If you are not familiar with substitute(), try the following to understand what it does:

substitute(y ~ x, list(x = 1))
## y ~ 1

Then using rlang::new_formula() I build a formula by providing the left hand side, which is quote(mpg) here, and the right hand side, which I built using substitute(). Now I can create a list of formulae:

library(tidyverse)

list_formulae = map(seq(1, 6), create_form)

str(list_formulae)
## List of 6
##  $ :Class 'formula'  language mpg ~ I(hp^1L)
##   .. ..- attr(*, ".Environment")=<environment: 0x561228f1b310> 
##  $ :Class 'formula'  language mpg ~ I(hp^2L)
##   .. ..- attr(*, ".Environment")=<environment: 0x561228f34198> 
##  $ :Class 'formula'  language mpg ~ I(hp^3L)
##   .. ..- attr(*, ".Environment")=<environment: 0x561228e0efc0> 
##  $ :Class 'formula'  language mpg ~ I(hp^4L)
##   .. ..- attr(*, ".Environment")=<environment: 0x561228e0d088> 
##  $ :Class 'formula'  language mpg ~ I(hp^5L)
##   .. ..- attr(*, ".Environment")=<environment: 0x561228e0b5b0> 
##  $ :Class 'formula'  language mpg ~ I(hp^6L)
##   .. ..- attr(*, ".Environment")=<environment: 0x561228e07c98>

As you can see, power got replaced by 1, 2, 3,… and each element of the list is a nice formula.

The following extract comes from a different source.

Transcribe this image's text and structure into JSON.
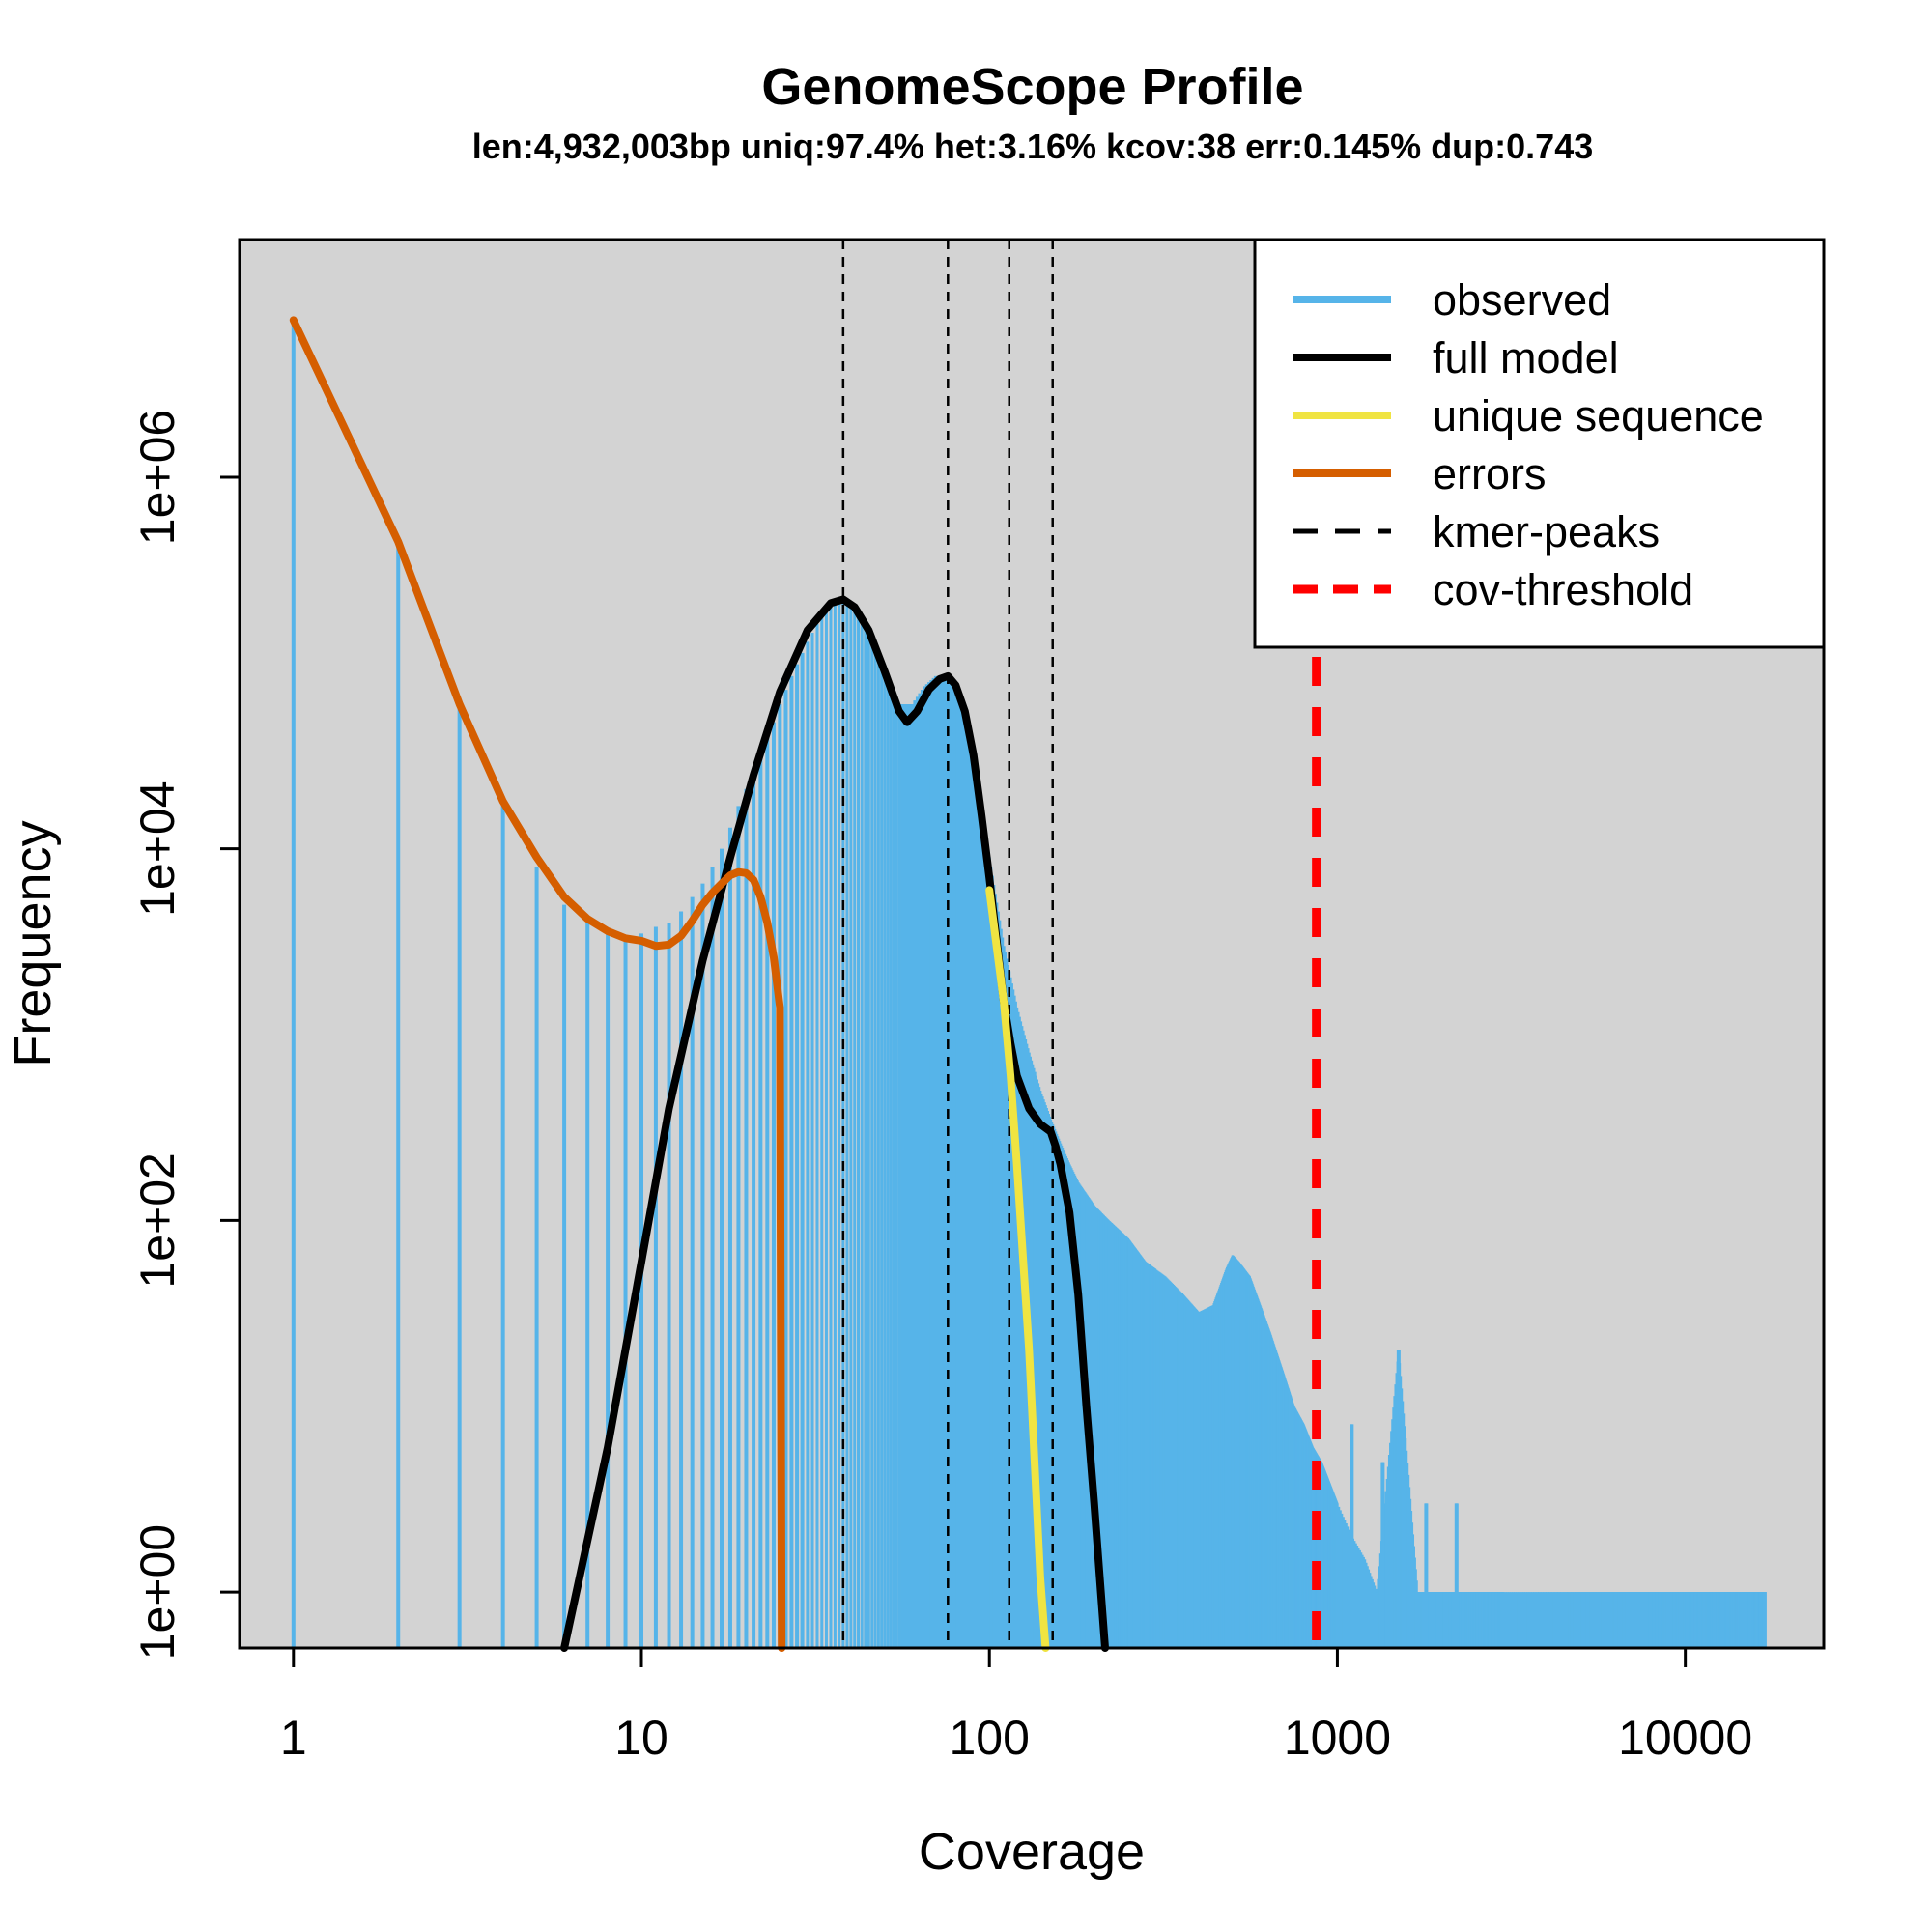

Exactly what lm() needs. So now it’s easy to map lm() to this list of formulae:

data(mtcars)

map(list_formulae, lm, data = mtcars)
## [[1]]
## 
## Call:
## .f(formula = .x[[i]], data = ..1)
## 
## Coefficients:
## (Intercept)      I(hp^1)  
##    30.09886     -0.06823  
## 
## 
## [[2]]
## 
## Call:
## .f(formula = .x[[i]], data = ..1)
## 
## Coefficients:
## (Intercept)      I(hp^2)  
##  24.3887252   -0.0001649  
## 
## 
## [[3]]
## 
## Call:
## .f(formula = .x[[i]], data = ..1)
## 
## Coefficients:
## (Intercept)      I(hp^3)  
##   2.242e+01   -4.312e-07  
## 
## 
## [[4]]
## 
## Call:
## .f(formula = .x[[i]], data = ..1)
## 
## Coefficients:
## (Intercept)      I(hp^4)  
##   2.147e+01   -1.106e-09  
## 
## 
## [[5]]
## 
## Call:
## .f(formula = .x[[i]], data = ..1)
## 
## Coefficients:
## (Intercept)      I(hp^5)  
##   2.098e+01   -2.801e-12  
## 
## 
## [[6]]
## 
## Call:
## .f(formula = .x[[i]], data = ..1)
## 
## Coefficients:
## (Intercept)      I(hp^6)  
##   2.070e+01   -7.139e-15

This is still a new topic for me there might be more elegant ways to do that, using tidyeval to remove the hardcoding of the columns in create_form(). I might continue exploring this.